Ruminations

Blog dedicated primarily to randomly selected news items; comments reflecting personal perceptions

Friday, April 25, 2014

Amurrikn Maverick

"Based on information about conditions on the ground and in consultation with law enforcement, we have made a decision to conclude the cattle gather because of our serious concerns about the safety of employees and members of the public."
"This is a matter of fairness and equity, and we remain disappointed that Cliven Bundy continues to not comply with the same laws that 16,000 public-lands ranchers do every year. After 20 years and multiple court orders to remove the trespass cattle, Mr. Bundy owes the American taxpayers in excess of $1-million. The BLM [Bureau of Land Management] will continue to work to resolve the matter administratively and judicially."
Neil Kornze, agency chief, federal Bureau of Land Management, United States of America
Something about the name Bundy that inspires sociopathy?
Bundy
Supporters of Cliven Bundy rally against the Bureau of Land Management in Nevada. Photograph: Daniel Hernandez
"The safety of all individuals involved in this matter has been my highest priority. Given the circumstances, today's outcome is the best we could have hoped for."
Republican Nevada governor Brian Sandoval
Or is it just that good old Umarikan spirit of self-sufficiency and animus toward government interference?
Cliven Bundy
Chris Shelton of Las Vegas with his one-week-old son as his mother Shelley Shelton holds his rifle during Bundy family 'Patriot Party'. Photo: Steve Marcus /Reuters
"Escalating tensions", between government authority and a southern Nevada rancher who refuses to recognize the legitimacy of a contract between cattle owners and the Bureau of Land Management in its management of public lands, permitting ranchers to graze their cattle and to be taxed for the privilege resulted in a tense showdown between the local supporters of maverick Cliven Bundy and said authorities the past Saturday.

Some of those supporting the 'rights' of Cliven Bundy to flout the law to suit his individual purpose represented right-wing militia types armed with handguns and rifles outside Mesquite in southern Nevada. They were furious in their insistence that the 400 head of cattle rounded up by federal BLM authorities to emphasize their illegal grazing on public land, be returned to their owner.

Mr. Bundy, the rancher with attitude, doesn't approve of nor give credence to federal authority on public land that he claims belongs to his state of Nevada, not the federal government. It's taken him quite a few years to fully develop his theory, and at 67 years of age he believes he speaks with the authority vested in him as a rancher whose family operated his parcel of land near the town of Bunkerville since the 1870s.

At that time slavery was no longer legal in the United States.
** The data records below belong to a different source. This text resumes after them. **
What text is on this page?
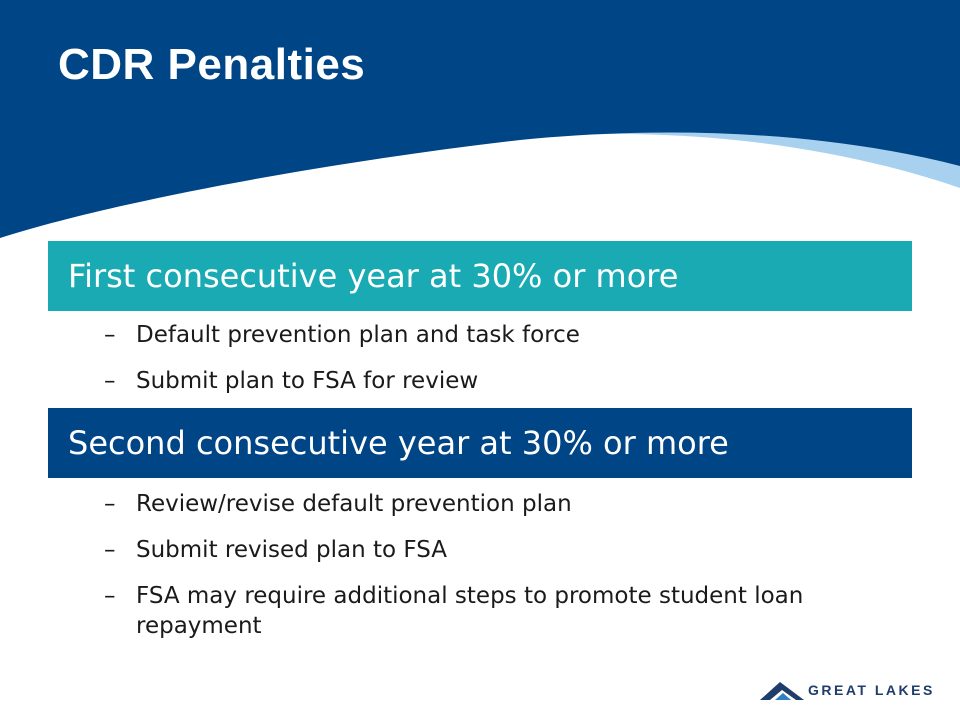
CDR Penalties
First consecutive year at 30% or more
– Default prevention plan and task force
– Submit plan to FSA for review
Second consecutive year at 30% or more
– Review/revise default prevention plan
– Submit revised plan to FSA
– FSA may require additional steps to promote student loan repayment
GREAT LAKES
And Mr. Bundy regrets the passing of the wretchedness of the slave trade in his country. Had the American Civil War not disrupted the natural social order of men of substance who happen to be white, using the labour of people who were enslaved who happened to be black, his glorious country would not now be languishing under the absurd direction of a black man.

Federal agencies manage or control over 80% of the land in Nevada; a point of irritable contention between the feds and the state since the 1980s, when Nevada rangeland ranchers claimed the land was theirs by right of possession. Mr. Bundy's grazing rights were lifted after he refused to continue paying grazing fees, then ignored federal court orders to remove his cattle from public lands administered by the BLM.

He vowed he would not hesitate to "do whatever it takes" in protection of his property, and during the weekend accusations and demands, resistance and threats between the Bundy family and their supporters and federal agents brought national attention to the operation to confiscate his cattle. Since the First Amendment of the U.S. Constitution guarantees freedom of speech and assembly, the BLM authority was accused of creating "an atmosphere of intimidation", according to Governor Sandoval.

In 1998 a federal judge in Las Vegas had ordered the rancher to remove his trespassing cattle. The Land Management Bureau was in the process of implementing two federal court orders of the year before to remove the cattle when repeated efforts to resolve the issue outside court had failed. Mr. Bundy had not paid grazing fees in the last two decades.

Supporters of Rancher Bundy
 
Entitled civil libertarianism, or just the wild, wild west re-visited? Revolting, is it not?